The three-tier memory model:

TierExampleStrategy
Abytes[length]Zero-copy: pointer + length view into the input buffer
B[u16le; N]Materialized: memcpy + byte-swap into fixed array
C[AckRange; N]Materialized: parse each element into pre-allocated struct array

Key Rust Types

rust
CodecModule       // Full module codec representation
CodecStruct       // One struct (packet or frame branch) with codec fields
CodecFrame        // Tagged union with tag codec + branch list
CodecField        // One field: strategy, wire_type, layout ref, semantic ref
FieldStrategy     // Enum of parse/serialize strategies (see above)
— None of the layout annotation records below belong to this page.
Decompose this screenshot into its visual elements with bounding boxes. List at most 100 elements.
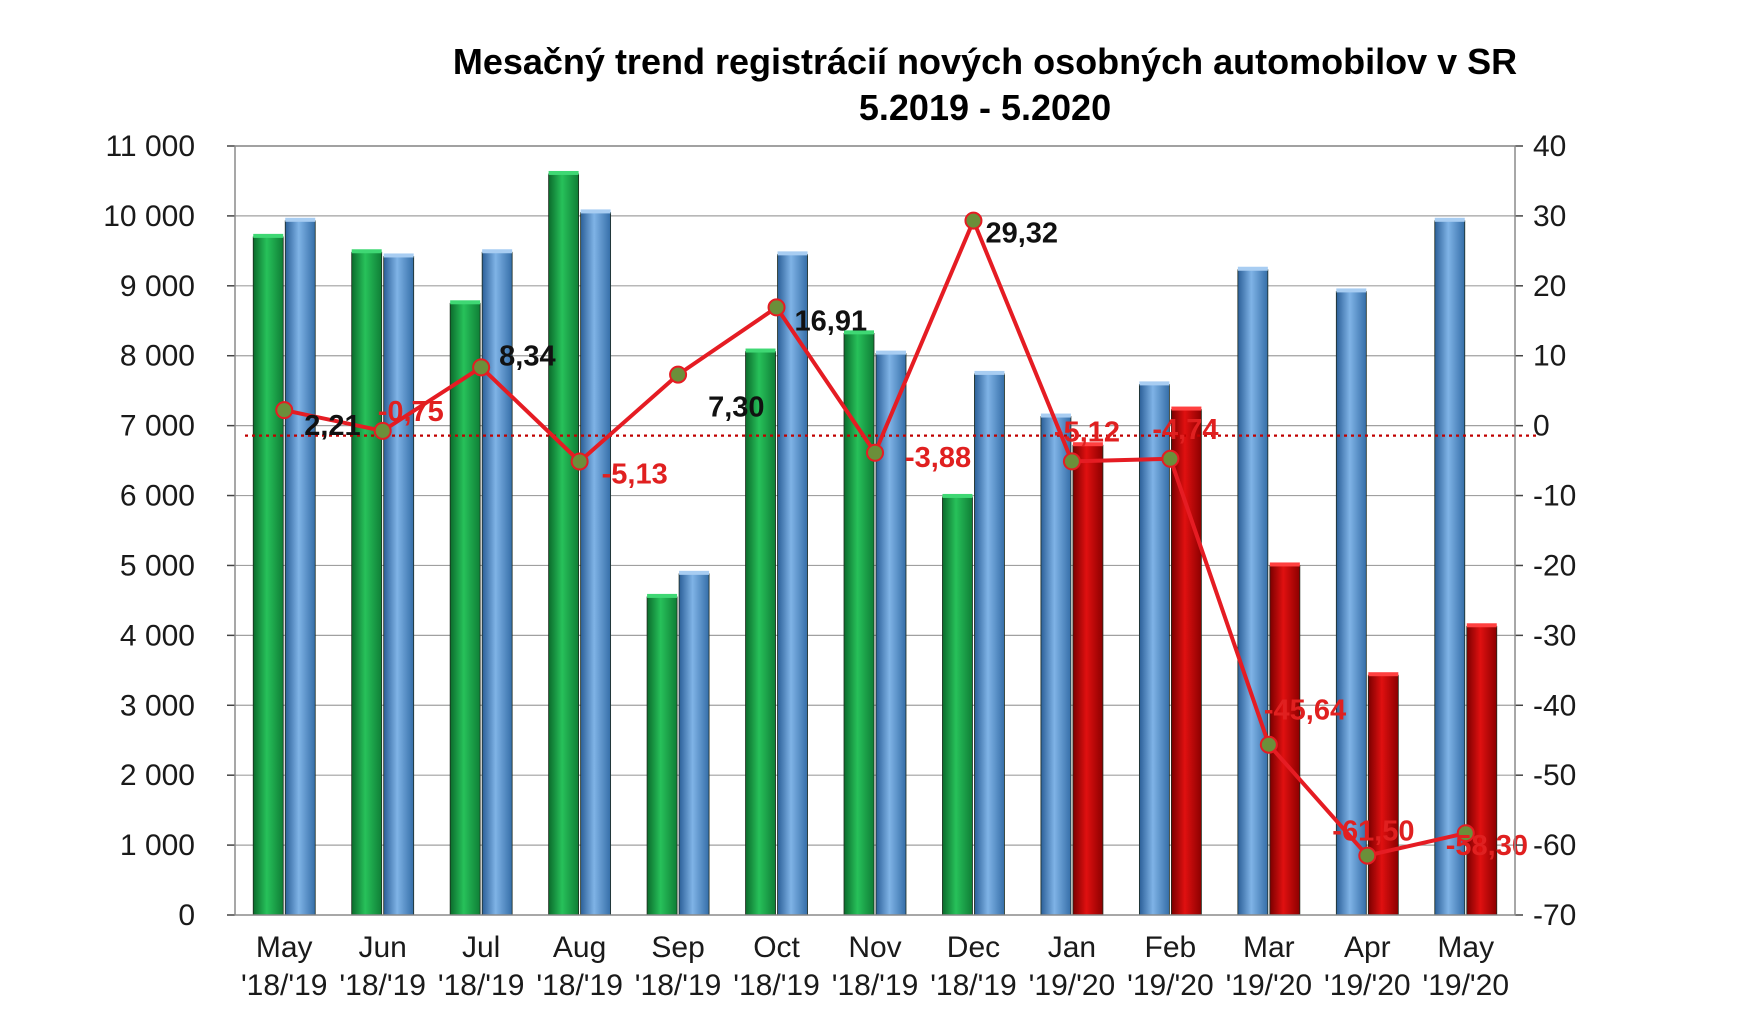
bar-top bbox=[383, 253, 414, 258]
axis-layer: 0 1 000 2 000 3 000 4 000 5 000 6 000 7 000 8 00… bbox=[103, 130, 1576, 1002]
x-axis-month-label: Jul bbox=[462, 931, 500, 964]
left-axis-tick-label: 8 000 bbox=[120, 340, 195, 373]
bar-top bbox=[1139, 381, 1170, 386]
bar-top bbox=[1237, 266, 1268, 271]
bar-top bbox=[351, 249, 382, 254]
bar-top bbox=[974, 370, 1005, 375]
left-axis-tick-label: 11 000 bbox=[105, 130, 195, 163]
bar-top bbox=[450, 300, 481, 305]
bar bbox=[678, 573, 710, 916]
x-axis-month-label: Jan bbox=[1048, 931, 1096, 964]
line-data-label: 2,21 bbox=[304, 410, 360, 442]
left-axis-tick-label: 0 bbox=[178, 899, 195, 932]
right-axis-tick-label: -40 bbox=[1533, 689, 1576, 722]
x-axis-period-label: '19/'20 bbox=[1127, 969, 1214, 1002]
left-axis-tick-label: 9 000 bbox=[120, 270, 195, 303]
line-marker bbox=[1062, 452, 1081, 471]
x-axis-month-label: Apr bbox=[1344, 931, 1391, 964]
bar-top bbox=[1434, 217, 1465, 222]
bar-top bbox=[647, 593, 678, 598]
right-axis-tick-label: -70 bbox=[1533, 899, 1576, 932]
right-axis-tick-label: -50 bbox=[1533, 759, 1576, 792]
line-marker bbox=[373, 421, 392, 440]
bar bbox=[1237, 269, 1269, 916]
line-marker bbox=[1161, 449, 1180, 468]
x-axis-period-label: '18/'19 bbox=[733, 969, 820, 1002]
line-data-label: 29,32 bbox=[985, 218, 1058, 250]
line-data-label: -45,64 bbox=[1264, 695, 1346, 727]
bar bbox=[974, 373, 1005, 916]
bar bbox=[942, 496, 973, 916]
bar bbox=[1170, 409, 1202, 916]
bar-top bbox=[482, 249, 513, 254]
x-axis-period-label: '18/'19 bbox=[536, 969, 623, 1002]
left-axis-tick-label: 10 000 bbox=[103, 200, 195, 233]
x-axis-month-label: May bbox=[1437, 931, 1494, 964]
right-axis-tick-label: 30 bbox=[1533, 200, 1566, 233]
bar-top bbox=[942, 493, 973, 498]
line-marker bbox=[964, 211, 983, 230]
x-axis-month-label: Oct bbox=[753, 931, 800, 964]
bar bbox=[252, 236, 284, 916]
x-axis-month-label: Nov bbox=[848, 931, 901, 964]
bar-top bbox=[253, 233, 284, 238]
bar bbox=[777, 253, 808, 916]
line-data-label: -3,88 bbox=[905, 442, 971, 474]
line-data-label: -5,12 bbox=[1054, 416, 1120, 448]
x-axis-month-label: Feb bbox=[1145, 931, 1197, 964]
chart-title: Mesačný trend registrácií nových osobnýc… bbox=[453, 41, 1517, 82]
bar bbox=[580, 212, 612, 916]
bar-layer bbox=[252, 170, 1498, 916]
bar bbox=[646, 596, 678, 916]
x-axis-period-label: '18/'19 bbox=[241, 969, 328, 1002]
bar-top bbox=[1072, 442, 1103, 447]
right-axis-tick-label: 0 bbox=[1533, 410, 1550, 443]
x-axis-period-label: '19/'20 bbox=[1423, 969, 1510, 1002]
bar-top bbox=[876, 350, 906, 355]
plot-frame bbox=[234, 145, 1516, 916]
x-axis-period-label: '19/'20 bbox=[1324, 969, 1411, 1002]
bar-top bbox=[548, 170, 579, 175]
left-axis-tick-label: 6 000 bbox=[120, 480, 195, 513]
line-marker bbox=[1456, 824, 1475, 843]
bar bbox=[449, 302, 481, 916]
x-axis-period-label: '18/'19 bbox=[339, 969, 426, 1002]
right-axis-tick-label: 10 bbox=[1533, 340, 1566, 373]
bar-top bbox=[745, 348, 776, 353]
x-axis-period-label: '18/'19 bbox=[832, 969, 919, 1002]
bar bbox=[1072, 444, 1104, 916]
right-axis-tick-label: -30 bbox=[1533, 619, 1576, 652]
bar-top bbox=[1269, 562, 1300, 567]
bar-top bbox=[580, 209, 611, 214]
bar bbox=[843, 332, 875, 916]
right-axis-tick-label: -60 bbox=[1533, 829, 1576, 862]
left-axis-tick-label: 4 000 bbox=[120, 619, 195, 652]
bar-top bbox=[844, 330, 874, 335]
right-axis-tick-label: 40 bbox=[1533, 130, 1566, 163]
bar bbox=[1367, 674, 1399, 916]
x-axis-month-label: Sep bbox=[651, 931, 704, 964]
x-axis-period-label: '19/'20 bbox=[1029, 969, 1116, 1002]
line-marker bbox=[1358, 846, 1377, 865]
x-axis-month-label: Dec bbox=[947, 931, 1000, 964]
bar bbox=[284, 220, 316, 916]
bar bbox=[383, 256, 415, 916]
grid-layer bbox=[235, 145, 1515, 846]
x-axis-period-label: '18/'19 bbox=[635, 969, 722, 1002]
line-data-label: -61,50 bbox=[1332, 816, 1414, 848]
line-layer: 2,21 -0,75 8,34 -5,13 7,30 16,91 -3,88 29,32 -5,… bbox=[275, 211, 1528, 865]
right-axis-tick-label: 20 bbox=[1533, 270, 1566, 303]
x-axis-period-label: '18/'19 bbox=[930, 969, 1017, 1002]
bar-top bbox=[1368, 672, 1399, 677]
line-marker bbox=[570, 452, 589, 471]
bar bbox=[1040, 416, 1072, 916]
right-axis-tick-label: -10 bbox=[1533, 480, 1576, 513]
bar-top bbox=[285, 217, 316, 222]
bar bbox=[351, 251, 383, 916]
left-axis-tick-label: 1 000 bbox=[120, 829, 195, 862]
line-marker bbox=[275, 401, 294, 420]
bar-top bbox=[1336, 288, 1367, 293]
x-axis-period-label: '19/'20 bbox=[1226, 969, 1313, 1002]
Using the Pipeline Programmatically

The wirespec-driver crate provides the entry point for full-pipeline compilation:

rust
use wirespec_driver::{compile, CompileRequest};

let result = compile(&CompileRequest {
    entry: "examples/quic/varint.wspec".into(),
    include_paths: vec!["examples/".into()],
    profile: wirespec_sema::ComplianceProfile::default(),
});

match result {
    Ok(result) => {
        for module in &result.modules {
            // module.codec is the CodecModule ready for backend consumption
            println!("Module: {}", module.module_name);
        }
    }
    Err(e) => eprintln!("error: {e}"),
}

For single-module compilation without import resolution:

rust
use wirespec_driver::compile_module;

let source = std::fs::read_to_string("examples/net/udp.wspec").unwrap();
let compiled = compile_module(
    &source,
    wirespec_sema::ComplianceProfile::default(),
    &Default::default(),
).unwrap();
// compiled.codec is the CodecModule

Debugging the Pipeline

To inspect each stage during development:

rust
use wirespec_syntax;
use wirespec_sema;
use wirespec_layout;
use wirespec_codec;

let source = std::fs::read_to_string("examples/quic/varint.wspec").unwrap();

let ast = wirespec_syntax::parse(&source).unwrap();
// Inspect AST nodes

let sem = wirespec_sema::analyze(
    &ast,
    wirespec_sema::ComplianceProfile::default(),
    &Default::default(),
).unwrap();
// Inspect SemanticModule: sem.packets, sem.frames, etc.

let layout = wirespec_layout::lower(&sem).unwrap();
// Inspect LayoutModule

let codec = wirespec_codec::lower(&layout).unwrap();
// Inspect CodecModule: codec.packets, codec.frames, etc.

Each IR is a plain Rust struct — Debug is implemented for inspection.